Février 2006. Les premiers résultats de l’expertise commencent à être dévoilés. Le coup de massue. De l’amiante, il y en a partout : dans le transporteur du courrier ( télélift), les joints des portes d’ascenseurs, le dépôt de police, la souricière, les salles d’audience et les cloisons des bureaux… Quant aux salles d’archives du 12 ème étage, elles sont littéralement infestées par l’amiante : elles comportent un taux de 38 fibres par litre alors que le taux maximum toléré en France est de 5 fibres par litre. Le personnel qui a connaissance de ces découvertes est abasourdi. Conscient de l’émoi suscité par ces révélations, le président du Tribunal ordonne pour la deuxième fois la fermeture des salles d’archives. Il n’empêche. Les mauvaises nouvelles se poursuivent au cours des années qui suivent. En effet, entre 2007 et 2009, aucune mesure de sécurité, selon l’entente syndicale n’a été prise lors du désamiantage de certains locaux du Tribunal. Résultat : une dizaine d’agents, toujours selon l’entente syndicale, exposés à de la poussière d’amiante, en proie à de fortes dépressions se mettent en arrêt de maladie…

Galopent les années. Depuis 1977, l’amiante ne cesse d’être à l’ordre du jour au Tribunal de grande Instance de Créteil. Depuis une dizaine d’années, des contacts se sont noués avec entre d’une part, syndicats, policiers et personnels, médecins du travail et d’autre part, le Ministère de la Justice. Avec des hauts des bas. Tantôt, les premières estiment être entendues. Tantôt, elles ont le sentiment que plus rien n’avance. Car demeure deux questions clés : quand le Tribunal fera -t-il l’objet d’un désamiantage total ? Reconnaitra- t-on enfin que des agents du Tribunal ont été victimes de l’amiante ?

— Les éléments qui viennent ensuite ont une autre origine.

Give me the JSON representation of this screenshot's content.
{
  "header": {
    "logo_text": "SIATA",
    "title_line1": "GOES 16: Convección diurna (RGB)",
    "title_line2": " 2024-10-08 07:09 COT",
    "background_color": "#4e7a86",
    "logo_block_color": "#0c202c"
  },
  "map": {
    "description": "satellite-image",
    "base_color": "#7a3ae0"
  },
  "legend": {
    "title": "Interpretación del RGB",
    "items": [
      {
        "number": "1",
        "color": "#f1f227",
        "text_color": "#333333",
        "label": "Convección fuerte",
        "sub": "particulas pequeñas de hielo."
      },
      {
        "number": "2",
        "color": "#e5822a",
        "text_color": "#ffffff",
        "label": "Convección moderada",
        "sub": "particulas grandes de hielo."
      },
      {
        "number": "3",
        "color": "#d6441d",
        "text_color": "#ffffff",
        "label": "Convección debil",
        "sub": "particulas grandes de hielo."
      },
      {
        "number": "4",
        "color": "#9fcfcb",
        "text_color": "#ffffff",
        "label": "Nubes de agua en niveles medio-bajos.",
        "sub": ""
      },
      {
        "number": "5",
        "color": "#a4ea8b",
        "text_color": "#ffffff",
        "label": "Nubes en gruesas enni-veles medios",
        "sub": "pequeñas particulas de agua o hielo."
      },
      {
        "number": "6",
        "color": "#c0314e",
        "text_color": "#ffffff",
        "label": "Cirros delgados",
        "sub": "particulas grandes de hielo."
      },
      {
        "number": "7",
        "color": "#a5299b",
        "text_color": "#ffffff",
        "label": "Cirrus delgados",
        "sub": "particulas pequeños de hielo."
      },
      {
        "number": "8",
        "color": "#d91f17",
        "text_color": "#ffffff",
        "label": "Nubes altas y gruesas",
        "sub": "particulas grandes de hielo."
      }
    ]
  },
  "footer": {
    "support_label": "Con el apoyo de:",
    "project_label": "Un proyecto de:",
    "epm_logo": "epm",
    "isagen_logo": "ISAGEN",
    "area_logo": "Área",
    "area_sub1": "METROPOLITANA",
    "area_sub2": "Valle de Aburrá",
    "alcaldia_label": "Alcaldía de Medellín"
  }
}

A la première interrogation, la directrice du cabinet de Christiane Taubira, Garde des Sceaux, Christine Maugüe, dans une lettre adressée à l’Entente syndicale, le 11 mars 2014- qu’ Atlantico a en sa possession- apporte des garanties : « (…) Dans le cadre de travaux lourds de mise aux normes électriques et de sécurité incendie, les travaux de désamiantage des locaux [ du Tribunal] vont débuter fin 2014. Ces travaux seront menés par tranche de quatre étages, ce qui permettra de garantir l’étanchéité du chantier (avec notamment la mise en place d’une zone tampon et d’accès différenciés), les occupants de la zone traitée étant relogés pendant la durée de l’intervention. »

A la seconde question, Christine Maugüé se montre à la fois catégorique et prudente. Catégorique lorsqu’elle affirme que depuis 2005, toutes les mesures ont été prises pour assurer la protection des agents… Prudente tout de même, lorsqu’elle laisse entendre que si des agents déclarent une affection en rapport avec l’exposition à l’amiante, elles pourront présenter à l’administration une demande de reconnaissance de leur pathologie en tant que maladie professionnelle »….Décidément, place Vendôme, on rejoue la célèbre pièce de Marivaux, « Il faut qu’une porte soit ouverte ou fermée » Plaira-t-elle aux 5 à 600 membres du personnel du Tribunal de Créteil ? …d’autant qu’aux dernières nouvelles, selon Daniel Naudin, le secrétaire de    l’ Entente syndicale, les travaux pourraient être reportés.